Wednesday, October 29, 2008

Small town fun

So, it's almost Halloween. Lily is going to be a gypsy. Tomorrow is the annual Halloween work party, which is loads of fun. The leaves are mostly gone from the trees now and are now all over my yard, but they were lovely while they lasted and I still see some nice ones, occasionally. I turned a corner the other day and drove through a row of bright yellow trees. Gorgeous. How do you write about this stuff? I need a poet. Calling a poet!

The sky is incredible these days, just huge and expansive. I never realized how enormous it is, and that's here, in a valley with lots of trees. I've never been to Big Sky country and I can only imagine why they call it that. Our clouds are huge, not wimpy little puffy things on deep blue fields of blue, as in the summer, but dark and full. Harry Potter clouds -- ever notice how it's always gray and cold in the fall, and they are always playing Quidditch in it? That's what it's been like these past couple of days, rainy and gray, and today we even had snow flurries, although I didn't see them. A colleague at work did, and so did Lily, who was hiking for a school geology field trip. She'd gone out of the house this morning with just a sweatshirt and no winter jacket, despite my reminding her. I didn't realize it 'til we got to the bus, and our wonderful driver agreed to meet us at the state police barracks near our house, which is on the way for him, while I raced home to get her snow jacket. When I got her this afternoon after school she looked freezing. She'd been outside almost all day, visiting three different places, and she looked raw and worn.
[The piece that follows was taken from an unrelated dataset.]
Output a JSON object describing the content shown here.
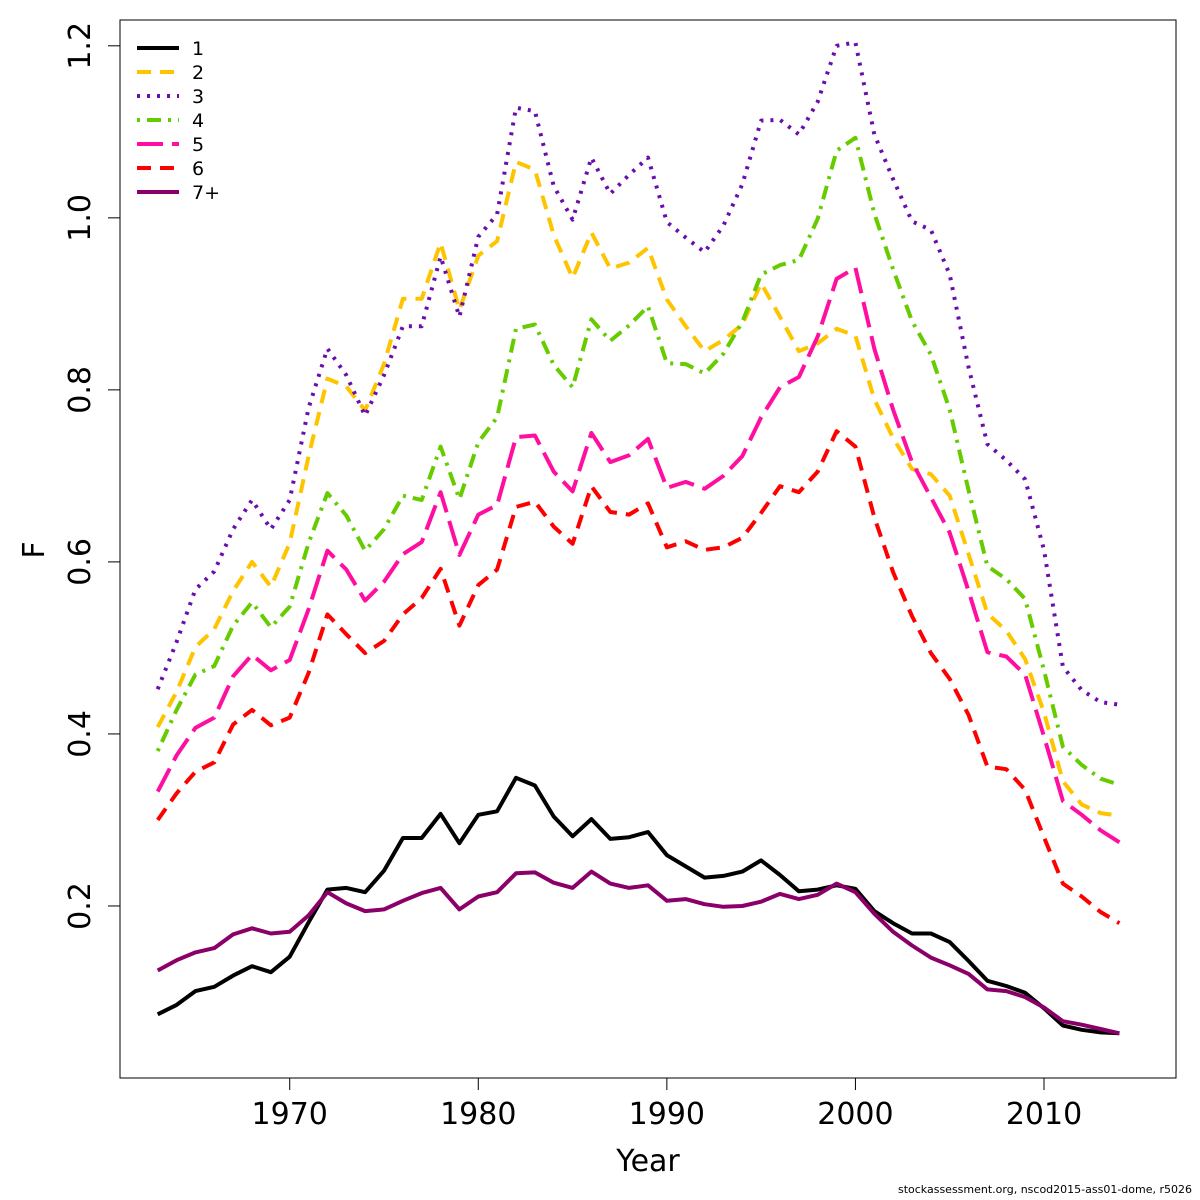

Small town living includes not just more awareness about the weather and the environment in general, but also things like corn mazes, including Mike's Maze in Sutherland, which has a cool theme to it every year. This time it's The Odysessy, and you go from clue to clue, reading descriptions of different parts of the story. There's a spud gun, that shoots potatoes across the field, 2 bucks for three spuds. There's a pretty good grill for burgers and fries, and a few other things for kids of all ages. Really well done and I'm sorry I missed Louis Armstrong last year, which apparently had musical clues.
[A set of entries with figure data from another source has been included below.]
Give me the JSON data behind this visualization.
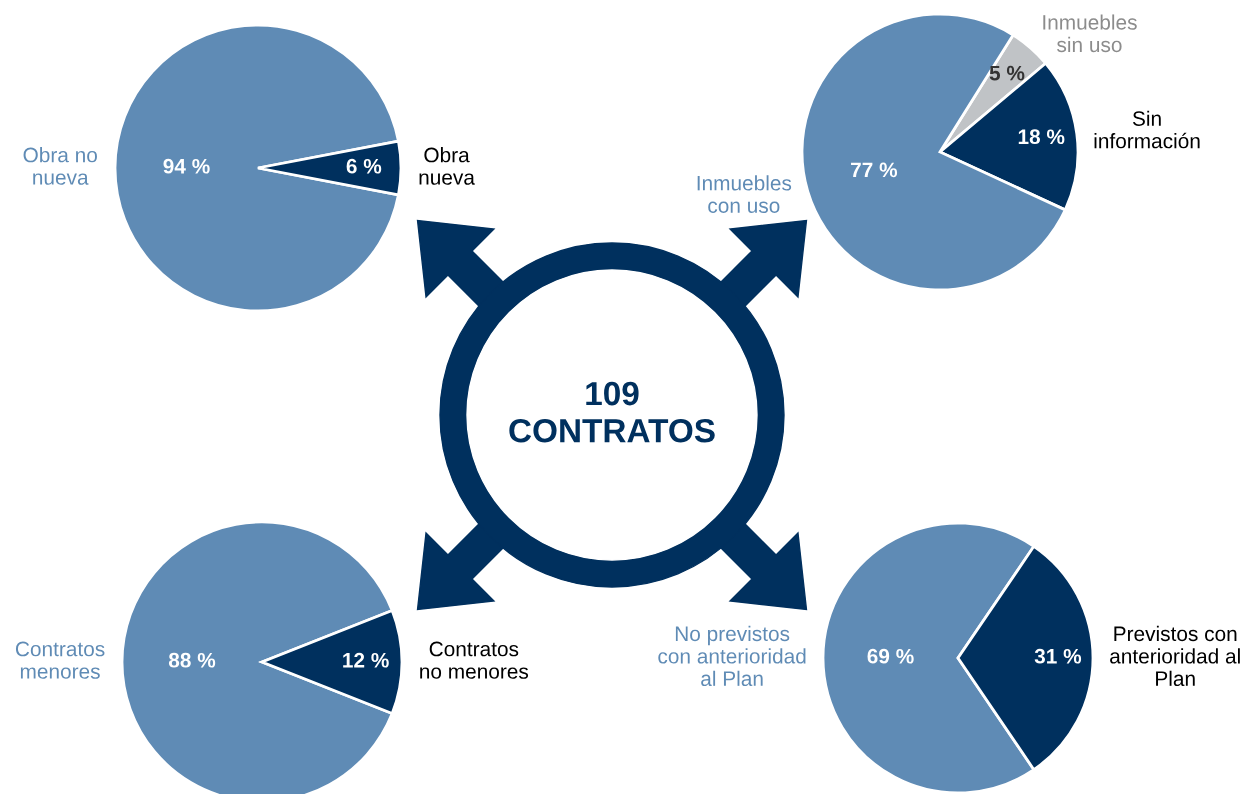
{
  "chart_data": [
    {
      "type": "pie",
      "categories": [
        "Obra no\nnueva",
        "Obra\nnueva"
      ],
      "values": [
        94,
        6
      ],
      "colors": [
        "#5f8bb5",
        "#00305e"
      ],
      "value_labels": [
        "94 %",
        "6 %"
      ]
    },
    {
      "type": "pie",
      "categories": [
        "Inmuebles\nsin uso",
        "Sin\ninformación",
        "Inmuebles\ncon uso"
      ],
      "values": [
        5,
        18,
        77
      ],
      "colors": [
        "#c0c3c6",
        "#00305e",
        "#5f8bb5"
      ],
      "value_labels": [
        "5 %",
        "18 %",
        "77 %"
      ]
    },
    {
      "type": "pie",
      "categories": [
        "Contratos\nmenores",
        "Contratos\nno menores"
      ],
      "values": [
        88,
        12
      ],
      "colors": [
        "#5f8bb5",
        "#00305e"
      ],
      "value_labels": [
        "88 %",
        "12 %"
      ]
    },
    {
      "type": "pie",
      "categories": [
        "No previstos\ncon anterioridad\nal Plan",
        "Previstos con\nanterioridad al\nPlan"
      ],
      "values": [
        69,
        31
      ],
      "colors": [
        "#5f8bb5",
        "#00305e"
      ],
      "value_labels": [
        "69 %",
        "31 %"
      ]
    },
    {
      "type": "other",
      "title": "109\nCONTRATOS"
    }
  ]
}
On another recent weekend we went to the open house at the Northampton Fire Department, and climbed inside an ambulance and a ladder truck and a hose truck, whatever it's called. We met a lot of safety folks and saw a ton of very excited small children. We watched while the firemen demonstrated how to extinguish a fire in your oven or on your burner. And we watched them suit up when they got a call and take off. Apparently they were responding to a call about smoke in a house. On Monday I casually asked someone I work with how her weekend was, and she said, "fine, except I turned on the furnace for the first time in my new apartment and the room filled with smoke." Small town, huh?
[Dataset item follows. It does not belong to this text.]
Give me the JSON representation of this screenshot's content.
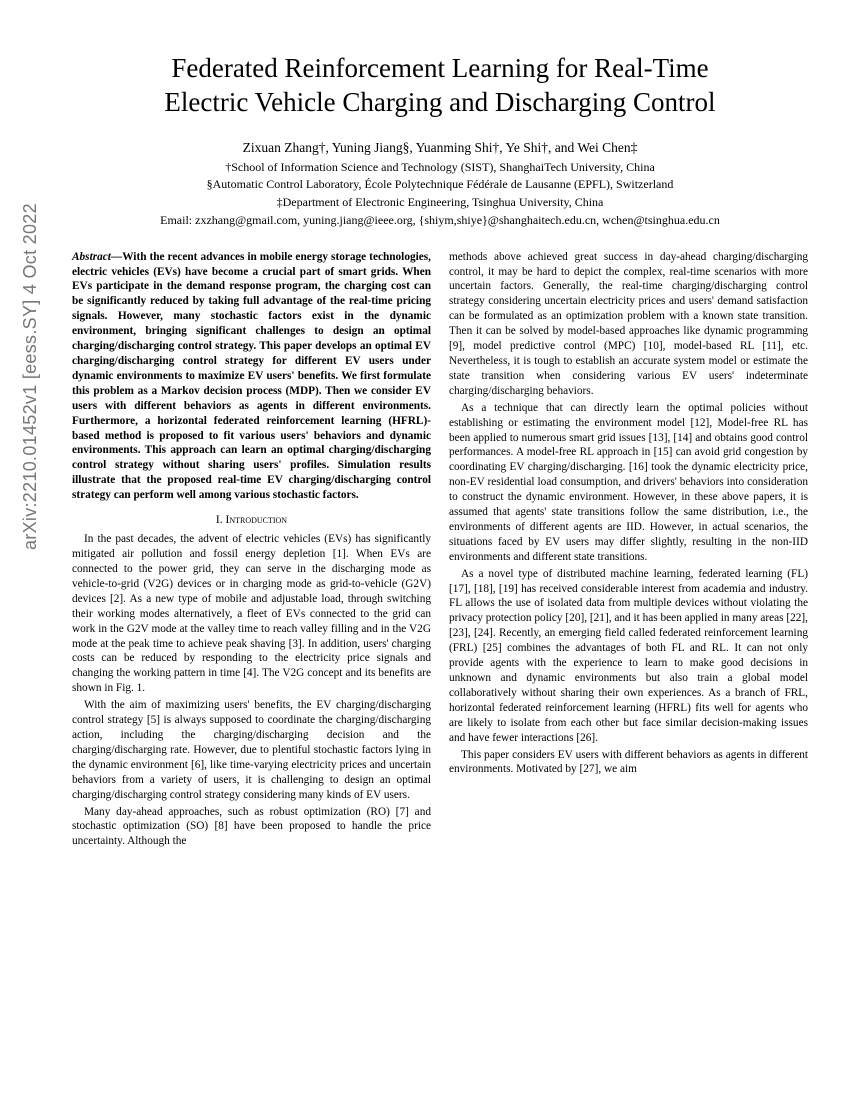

Then we went over to the agricultural open house at Smith Vocational High School. We patted the cows and horses and Lily would not leave the rabbit cages. She went on a hay ride and the whole time she talked about what she would study if she went there (there's quite a range of areas). The first time she said it I had to bite my tongue and not inflict her with my class issues. My kid's not going to a vocational high school! I thought. She's going on to an academic school. I'm not proud of my reaction -- hey, she can be anything she wants to be, right? -- but there it is. I've met great people here who are farmers and health technicians and hair stylists and auto body workers, and if Lily can find happiness at Smith Voc, god bless her, I'll support that.

I mean, I'm the one who has always told her that she doesn't have to go to college, which is probably my reaction to feeling like I had to go, when I really wasn't ready. (I lasted one semester at Johns Hopkins before I packed it in and took off to work on crew at Farm and Wilderness for six months.) And I mean it too, she doesn't, although that doesn't mean she can sit around the house eating Oreos all day. She'll have to get a job and pay rent. Dropping out of college was the best thing I did at the time. When I finally went back I knew what my alternatives were, and that motivated me. So now with Lily I have to honor and respect her choices, and that's all I'm going to say about that.